PG&E Bankruptcy Announcement Not a Surprise

One former regulator views PG&E’s bankruptcy announcement as an opportunity to bolster its safety culture while another worries that all the financial turmoil may imperil needed improvements.

Given all its recent troubles, though, both agree the company leadership needed to change.

"I think we've got a comprehensive vegetation management program, and I believe our employees executed it effectively," was how then-CEO Geisha Williams described PG&E’s vegetation management program in the months before the 2017 North Bay firestorm. 

As state prosecutors consider criminal charges in as many as a dozen fires and a federal judge is threatening mass inspections to prevent more, Williams has resigned. And with between $10 billion and $30 billion in liability looming from last year’s Camp fire in Butte County, the company is headed to court to seek Chapter 11 bankruptcy protection from creditors.

With all the bad news, critics are looking for solace during a Jan. 30 hearing before Judge William Alsup, who is overseeing PG&E’S probation in the case that grew out of the 2010 San Bruno gas pipeline explosion.

Citing falsified safety records related to its 811 “Mark and Locate” program, Alsup has said he wants the utility to shut off any part of its electrical system during fire season that it can’t vouch for after a new round of inspections across its massive electrical grid.

State Sen. Jerry Hill says the good side of bankruptcy is that it could foster a change in the company’s long troubled safety culture.

“We could get safety in the end,” said Hill, who stressed that could only happen if fire victims and workers aren’t forgotten in the process. “If we can make sure they are protected, the ratepayers are protected, I think there may be some positives that can come out of bankruptcy.”

One way to assure that, says Loretta Lynch, former head of the state Public Utilities Commission, is for Judge Alsup to exercise his legal right to intervene in the bankruptcy process.

“In federal district court, clearly, the judge who is overseeing PG&E’s probation for their felony convictions has been very clear that he cares about the ratepayers, the victims and the workers as well,” said Lynch, who is a critic of the utility from her time on the commission.
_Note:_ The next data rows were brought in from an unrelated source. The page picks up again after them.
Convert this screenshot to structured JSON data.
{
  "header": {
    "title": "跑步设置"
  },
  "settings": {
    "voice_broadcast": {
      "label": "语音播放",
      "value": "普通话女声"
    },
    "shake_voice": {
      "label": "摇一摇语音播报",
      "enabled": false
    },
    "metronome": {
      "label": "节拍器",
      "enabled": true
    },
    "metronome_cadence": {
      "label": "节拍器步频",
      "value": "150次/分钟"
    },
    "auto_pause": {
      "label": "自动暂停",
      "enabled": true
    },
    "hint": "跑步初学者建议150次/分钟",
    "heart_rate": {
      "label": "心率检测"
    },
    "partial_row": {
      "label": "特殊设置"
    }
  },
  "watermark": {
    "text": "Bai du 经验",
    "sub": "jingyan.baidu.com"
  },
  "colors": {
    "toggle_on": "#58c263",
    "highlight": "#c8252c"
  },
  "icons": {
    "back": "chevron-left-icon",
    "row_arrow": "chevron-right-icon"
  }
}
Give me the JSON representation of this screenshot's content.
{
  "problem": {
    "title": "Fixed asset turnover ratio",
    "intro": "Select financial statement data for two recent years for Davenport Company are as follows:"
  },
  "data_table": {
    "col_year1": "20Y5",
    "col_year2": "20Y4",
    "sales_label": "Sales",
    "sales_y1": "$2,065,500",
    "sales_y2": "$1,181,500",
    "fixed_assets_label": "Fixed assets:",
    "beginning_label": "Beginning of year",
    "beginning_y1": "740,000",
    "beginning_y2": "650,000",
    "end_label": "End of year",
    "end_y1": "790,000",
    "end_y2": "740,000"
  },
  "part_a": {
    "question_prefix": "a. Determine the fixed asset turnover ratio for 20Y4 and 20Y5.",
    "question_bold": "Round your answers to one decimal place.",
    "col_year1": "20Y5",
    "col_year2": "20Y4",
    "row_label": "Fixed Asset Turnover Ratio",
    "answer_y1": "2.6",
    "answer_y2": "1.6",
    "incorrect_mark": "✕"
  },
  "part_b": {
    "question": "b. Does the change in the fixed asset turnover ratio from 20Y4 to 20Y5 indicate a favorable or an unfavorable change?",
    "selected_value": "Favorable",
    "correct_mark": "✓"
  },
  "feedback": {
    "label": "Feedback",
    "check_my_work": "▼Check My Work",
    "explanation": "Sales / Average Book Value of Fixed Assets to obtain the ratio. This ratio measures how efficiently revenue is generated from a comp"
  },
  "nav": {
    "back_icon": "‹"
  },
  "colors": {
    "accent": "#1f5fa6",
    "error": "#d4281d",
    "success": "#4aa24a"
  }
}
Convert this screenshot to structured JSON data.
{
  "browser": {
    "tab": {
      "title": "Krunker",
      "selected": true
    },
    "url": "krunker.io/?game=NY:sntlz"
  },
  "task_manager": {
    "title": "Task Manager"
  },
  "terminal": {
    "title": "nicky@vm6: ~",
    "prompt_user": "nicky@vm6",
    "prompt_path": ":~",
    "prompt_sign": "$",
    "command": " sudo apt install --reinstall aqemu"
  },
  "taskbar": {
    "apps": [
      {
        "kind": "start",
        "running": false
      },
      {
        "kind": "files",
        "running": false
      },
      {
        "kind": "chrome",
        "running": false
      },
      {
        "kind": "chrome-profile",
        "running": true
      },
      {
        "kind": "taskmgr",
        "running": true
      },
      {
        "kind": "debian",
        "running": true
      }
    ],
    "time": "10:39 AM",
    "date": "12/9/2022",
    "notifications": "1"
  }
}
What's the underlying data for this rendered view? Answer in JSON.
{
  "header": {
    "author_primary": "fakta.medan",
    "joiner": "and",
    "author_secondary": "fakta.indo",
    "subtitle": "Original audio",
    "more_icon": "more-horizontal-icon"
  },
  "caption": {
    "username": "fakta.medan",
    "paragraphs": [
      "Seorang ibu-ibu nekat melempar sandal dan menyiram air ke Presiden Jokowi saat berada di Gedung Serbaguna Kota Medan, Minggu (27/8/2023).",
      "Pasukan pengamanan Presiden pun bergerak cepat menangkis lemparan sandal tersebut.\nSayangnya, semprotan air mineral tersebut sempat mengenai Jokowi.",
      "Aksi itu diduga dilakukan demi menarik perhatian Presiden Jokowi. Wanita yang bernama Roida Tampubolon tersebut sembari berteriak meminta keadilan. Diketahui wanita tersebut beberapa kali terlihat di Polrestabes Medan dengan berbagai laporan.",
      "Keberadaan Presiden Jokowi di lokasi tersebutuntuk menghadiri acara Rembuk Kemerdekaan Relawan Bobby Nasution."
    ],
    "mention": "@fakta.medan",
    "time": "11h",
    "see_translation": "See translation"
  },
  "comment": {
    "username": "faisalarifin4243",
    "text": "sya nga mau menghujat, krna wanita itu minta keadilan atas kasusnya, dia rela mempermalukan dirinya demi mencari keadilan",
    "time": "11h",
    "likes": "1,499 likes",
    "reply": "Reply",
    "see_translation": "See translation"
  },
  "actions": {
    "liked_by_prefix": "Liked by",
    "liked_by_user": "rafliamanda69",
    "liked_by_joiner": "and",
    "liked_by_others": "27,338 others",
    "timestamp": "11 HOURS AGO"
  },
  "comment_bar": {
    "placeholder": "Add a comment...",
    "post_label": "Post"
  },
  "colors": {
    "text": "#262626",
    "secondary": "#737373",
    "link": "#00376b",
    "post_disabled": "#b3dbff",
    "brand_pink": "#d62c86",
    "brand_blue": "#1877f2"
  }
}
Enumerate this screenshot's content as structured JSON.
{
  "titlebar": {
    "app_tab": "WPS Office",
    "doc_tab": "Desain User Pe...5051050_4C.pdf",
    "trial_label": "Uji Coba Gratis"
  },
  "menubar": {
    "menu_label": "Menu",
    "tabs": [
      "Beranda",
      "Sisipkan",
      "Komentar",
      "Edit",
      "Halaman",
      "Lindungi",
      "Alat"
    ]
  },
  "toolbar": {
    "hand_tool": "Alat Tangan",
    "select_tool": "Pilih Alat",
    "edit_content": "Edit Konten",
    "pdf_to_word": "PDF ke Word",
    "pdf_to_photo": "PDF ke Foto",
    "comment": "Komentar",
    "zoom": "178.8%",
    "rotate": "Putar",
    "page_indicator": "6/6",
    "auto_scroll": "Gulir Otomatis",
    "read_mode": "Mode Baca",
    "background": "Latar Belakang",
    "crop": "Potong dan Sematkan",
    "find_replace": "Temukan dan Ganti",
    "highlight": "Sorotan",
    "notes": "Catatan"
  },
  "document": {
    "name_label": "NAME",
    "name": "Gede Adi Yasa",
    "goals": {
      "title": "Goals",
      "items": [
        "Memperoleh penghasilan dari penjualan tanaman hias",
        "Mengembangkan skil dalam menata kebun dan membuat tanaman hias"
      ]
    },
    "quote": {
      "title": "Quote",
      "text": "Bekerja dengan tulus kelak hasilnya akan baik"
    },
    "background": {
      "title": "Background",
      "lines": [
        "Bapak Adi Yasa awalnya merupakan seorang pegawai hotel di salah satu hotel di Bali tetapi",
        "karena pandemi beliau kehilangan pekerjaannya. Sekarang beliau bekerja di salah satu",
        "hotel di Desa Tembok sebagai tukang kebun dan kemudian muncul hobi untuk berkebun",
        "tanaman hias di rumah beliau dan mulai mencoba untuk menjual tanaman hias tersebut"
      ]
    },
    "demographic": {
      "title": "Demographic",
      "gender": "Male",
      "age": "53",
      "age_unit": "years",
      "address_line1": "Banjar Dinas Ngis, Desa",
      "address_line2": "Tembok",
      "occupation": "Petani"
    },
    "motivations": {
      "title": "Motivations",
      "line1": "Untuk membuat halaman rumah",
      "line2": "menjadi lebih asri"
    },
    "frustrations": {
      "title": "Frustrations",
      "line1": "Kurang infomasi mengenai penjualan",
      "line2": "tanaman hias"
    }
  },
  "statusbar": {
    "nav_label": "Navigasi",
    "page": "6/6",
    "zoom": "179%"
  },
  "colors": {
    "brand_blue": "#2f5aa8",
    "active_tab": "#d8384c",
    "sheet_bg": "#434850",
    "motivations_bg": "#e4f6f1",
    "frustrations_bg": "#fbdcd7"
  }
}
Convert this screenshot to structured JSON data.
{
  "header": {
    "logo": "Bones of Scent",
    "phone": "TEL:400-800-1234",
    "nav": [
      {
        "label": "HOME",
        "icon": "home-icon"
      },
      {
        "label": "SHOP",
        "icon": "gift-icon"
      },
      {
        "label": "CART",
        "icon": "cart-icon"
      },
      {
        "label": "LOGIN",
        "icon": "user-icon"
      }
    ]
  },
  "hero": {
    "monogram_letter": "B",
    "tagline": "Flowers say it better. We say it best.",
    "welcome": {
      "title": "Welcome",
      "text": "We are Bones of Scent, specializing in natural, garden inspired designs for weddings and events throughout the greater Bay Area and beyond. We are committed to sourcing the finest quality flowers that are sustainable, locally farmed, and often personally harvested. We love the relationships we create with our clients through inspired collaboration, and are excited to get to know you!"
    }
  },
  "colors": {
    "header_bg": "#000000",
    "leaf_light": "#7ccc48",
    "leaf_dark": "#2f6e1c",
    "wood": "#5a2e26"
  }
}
But another former public utilities commissioner, Catherine Sandoval, worries that in the meantime, the company could have trouble hiring and getting financing given two financial firms have given it a junk rating.

“This is a situation where we have to maintain the airplane while in flight, right?,” Sandoval said. “We can’t get to the point where we sacrifice safety of the very system that has caused these fires, because of the credit issues.”